2. Phasen (z.B. Projekttage) intensiven interreligiösen Lernens: Schülerinnen und Schüler stellen sich gegenseitig die Ergebnisse vor, die sie in ihrem jeweiligen Religionsunterricht zu vorher von den (Fach-)Konferenzen festgelegten Themen erarbeitet haben, und arbeiten gemeinsam die Unterschiede und Gemeinsamkeiten heraus. Indem die Schülerinnen und Schüler religiöse Zeugnisse und Formen gelebten Glaubens bei Gleichaltrigen der jeweils anderen Religionen hören und erleben können, soll die Wahrnehmungskompetenz gefördert werden, die Fähigkeit, aus der Perspektive der Mitschüler anderer Religionen zu sehen22 sowie die Dialogfähigkeit. Dialog wird als ehrfürchtiges Wahrnehmen der Ernsthaftigkeit anderer und der eigenen Aufgabe, das als wahr Erkannte zu bezeugen, verstanden23.

Die Schülerinnen und Schüler sollen bereit und fähig werden, die Glaubenslehre und -praxis der eigenen Religion mit eigenen Worten den Mitschülerinnen und Mitschülern anderer Religionen im Respekt vor deren religiösen Überzeugungen vorzustellen und Unterschiede und Gemeinsamkeiten zu erkennen. Dadurch könnte die Grundlage für tolerantes Verhalten gelegt werden, das nicht von Gleichgültigkeit und eigener Standpunktlosigkeit geprägt ist. Sie lernen, eigene religiöse Positionen besser zu verstehen, und - davon ausgehend - die Überzeugungen anderer zu respektieren; die bleibende Fremdheit zu akzeptieren und gleichzeitig ihre eigene Position zu bezeugen. Gemeinsames Handeln aus religiöser Motivation (z.B. die Unterstützung von Sozialprojekten) fördert Sozialkompetenz24. Diese fächerübergreifenden Projekte stellen nicht nur einen Lernort für die Schülerinnen und Schüler und deren Lehrkräfte dar, sondern sind auch ein neues Lernfeld für die Religionsgemeinschaften25.

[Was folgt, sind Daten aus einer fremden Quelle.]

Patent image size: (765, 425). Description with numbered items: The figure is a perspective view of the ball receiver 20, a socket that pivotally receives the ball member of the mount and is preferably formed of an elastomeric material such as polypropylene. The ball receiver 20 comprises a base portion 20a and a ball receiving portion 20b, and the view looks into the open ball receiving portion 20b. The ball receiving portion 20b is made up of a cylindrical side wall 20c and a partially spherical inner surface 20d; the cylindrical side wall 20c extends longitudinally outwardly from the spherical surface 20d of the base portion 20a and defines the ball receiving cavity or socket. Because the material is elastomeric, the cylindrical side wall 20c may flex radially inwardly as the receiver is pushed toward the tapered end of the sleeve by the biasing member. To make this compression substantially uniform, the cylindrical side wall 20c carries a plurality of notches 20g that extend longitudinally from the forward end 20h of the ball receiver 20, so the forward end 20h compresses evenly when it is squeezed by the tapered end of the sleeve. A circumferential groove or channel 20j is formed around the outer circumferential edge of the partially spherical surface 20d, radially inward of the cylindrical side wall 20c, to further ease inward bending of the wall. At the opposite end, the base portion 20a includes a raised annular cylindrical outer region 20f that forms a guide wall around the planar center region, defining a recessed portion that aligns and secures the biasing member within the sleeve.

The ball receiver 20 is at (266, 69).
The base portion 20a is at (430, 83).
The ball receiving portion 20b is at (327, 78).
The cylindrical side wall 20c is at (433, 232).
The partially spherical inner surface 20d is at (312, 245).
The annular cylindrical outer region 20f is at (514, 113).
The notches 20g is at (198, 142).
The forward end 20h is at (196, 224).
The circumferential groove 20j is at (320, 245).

3. Wahrnehmung der religiösen Praxis: Das Schulleben ist geprägt durch die religiösen Feste der abrahamischen Religionen, die von der Schulgemeinschaft gestaltet werden. Wo aus religiösen Gründen möglich, religionspädagogisch sinnvoll und schulisch organisierbar, werden die Kinder aller drei Religionen einbezogen26. Gemeinsames Essen unter Beachtung der Vorgaben der Religionsgemeinschaften, Raumgestaltung mit religiösen Symbolen (Menora, Kreuz, Halbmond) und Tages- oder Wochenbeginn und -ende mit einem religiösen Impuls27 ermöglichen authentische Erfahrung religiös geprägter Lebensführung anderer. Die Schule wird Regeln für diese Art des Zusammenlebens mit Beachtung der religiös geprägten Lebensgestaltung gemeinsam erarbeiten.

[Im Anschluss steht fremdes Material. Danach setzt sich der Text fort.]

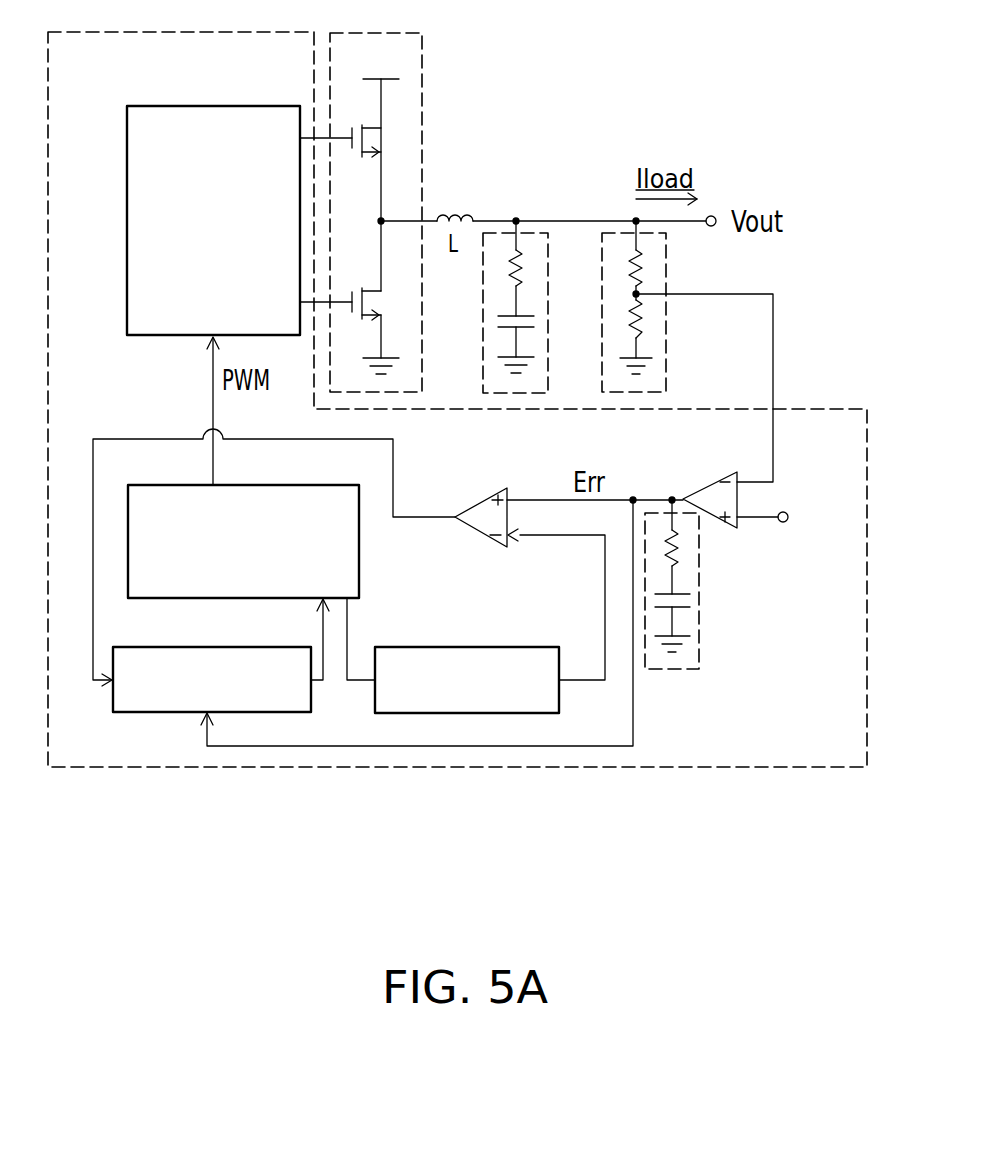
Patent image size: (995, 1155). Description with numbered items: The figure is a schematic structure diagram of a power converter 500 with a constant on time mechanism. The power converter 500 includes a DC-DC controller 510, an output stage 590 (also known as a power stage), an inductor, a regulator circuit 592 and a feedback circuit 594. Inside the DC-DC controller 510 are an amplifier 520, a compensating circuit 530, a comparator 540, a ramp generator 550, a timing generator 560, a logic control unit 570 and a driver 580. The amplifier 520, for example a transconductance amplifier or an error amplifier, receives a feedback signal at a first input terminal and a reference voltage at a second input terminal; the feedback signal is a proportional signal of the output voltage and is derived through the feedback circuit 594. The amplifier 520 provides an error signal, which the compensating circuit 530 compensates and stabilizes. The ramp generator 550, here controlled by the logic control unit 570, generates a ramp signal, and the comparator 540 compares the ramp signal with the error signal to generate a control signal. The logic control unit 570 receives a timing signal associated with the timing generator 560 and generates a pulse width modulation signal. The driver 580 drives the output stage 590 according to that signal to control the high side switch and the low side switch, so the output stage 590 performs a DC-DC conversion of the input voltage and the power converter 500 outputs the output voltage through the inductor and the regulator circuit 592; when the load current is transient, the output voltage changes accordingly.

The power converter 500 is at (822, 916).
The DC-DC controller 510 is at (838, 408).
The amplifier 520 is at (700, 488).
The compensating circuit 530 is at (699, 618).
The comparator 540 is at (478, 498).
The ramp generator 550 is at (458, 647).
The timing generator 560 is at (298, 712).
The logic control unit 570 is at (275, 485).
The driver 580 is at (207, 106).
The output stage 590 is at (422, 80).
The regulator circuit 592 is at (538, 229).
The feedback circuit 594 is at (666, 348).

4. Raum für scheinbar Zweckfreies: Im Sinn der allen drei Religionen gemeinsamen Überzeugung, daß der Wert des Menschen nicht nur an seiner (schulischen) Leistungsfähigkeit zu bemessen ist, muß an dieser Schule Raum sein für scheinbar Zweckfreies, zum Beispiel für Gottesdienste und für Aktivitäten im musischen und ästhetischen Bereich.

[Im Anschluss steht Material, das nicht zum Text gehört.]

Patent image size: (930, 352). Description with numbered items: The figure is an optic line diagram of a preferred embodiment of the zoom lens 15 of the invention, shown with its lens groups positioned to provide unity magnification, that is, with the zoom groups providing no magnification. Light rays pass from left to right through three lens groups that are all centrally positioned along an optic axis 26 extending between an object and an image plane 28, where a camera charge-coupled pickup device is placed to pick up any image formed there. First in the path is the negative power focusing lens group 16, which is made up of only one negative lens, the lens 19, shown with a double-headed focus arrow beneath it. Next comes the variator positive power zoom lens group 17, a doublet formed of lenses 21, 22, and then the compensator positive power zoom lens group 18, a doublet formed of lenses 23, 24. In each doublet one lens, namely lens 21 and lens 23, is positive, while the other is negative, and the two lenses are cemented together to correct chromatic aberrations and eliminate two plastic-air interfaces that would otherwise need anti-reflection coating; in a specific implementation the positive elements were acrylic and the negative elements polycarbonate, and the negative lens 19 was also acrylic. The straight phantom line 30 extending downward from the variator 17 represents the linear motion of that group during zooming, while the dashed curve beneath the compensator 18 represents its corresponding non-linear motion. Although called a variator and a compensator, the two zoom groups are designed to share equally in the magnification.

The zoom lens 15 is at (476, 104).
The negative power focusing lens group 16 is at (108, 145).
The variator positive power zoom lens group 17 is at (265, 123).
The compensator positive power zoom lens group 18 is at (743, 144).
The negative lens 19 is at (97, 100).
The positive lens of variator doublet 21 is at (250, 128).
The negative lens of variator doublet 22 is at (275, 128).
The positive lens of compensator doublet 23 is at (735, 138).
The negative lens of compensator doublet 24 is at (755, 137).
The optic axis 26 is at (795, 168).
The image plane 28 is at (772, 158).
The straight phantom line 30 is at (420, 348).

Ein Schulprogramm, das den Ansprüchen dieses Rahmenkonzeptes entspricht, stellt hohe Anforderungen an die religiöse Kompetenz aller Lehrkräfte, besonders jedoch an die der Religionslehrkräfte. Durch gemeinsame Fortbildungen der Kooperationspartner soll diese Kompetenz bei den Lehrerinnen und Lehrern gestärkt werden. Im Fokus steht dabei die Kenntnis der eigenen Religion aus der Teilnehmerperspektive und Auskunftsfähigkeit über Lehre und Ausdrucksformen gelebten Glaubens bei gleichzeitiger Offenheit für den Dialog mit den Menschen in der Erziehungsgemeinschaft Schule, die andere religiöse Überzeugungen haben.

Trialogische Beratung der Schule und des Schulträgers: Der Beirat

Weil der katholische Schulträger die spezifischen Erwartungen und Wünsche der Mitglieder anderer Religionen in der Schulgemeinschaft nicht kennen kann, sollen Experten aus dem beteiligten Umfeld die Schule und ihre Gremien, die Schulaufsicht und den Schulträger bei der Konzeption und Ausgestaltung des religiösen Profils der Schule beraten. Aus Sicht des Schulträgers, der Schulstiftung, ist eine offene religionssensible Gestaltung des Schullebens nur mit aktiver Beteiligung von fachkundigen Vertreterinnen und Vertretern der anderen Religionen möglich.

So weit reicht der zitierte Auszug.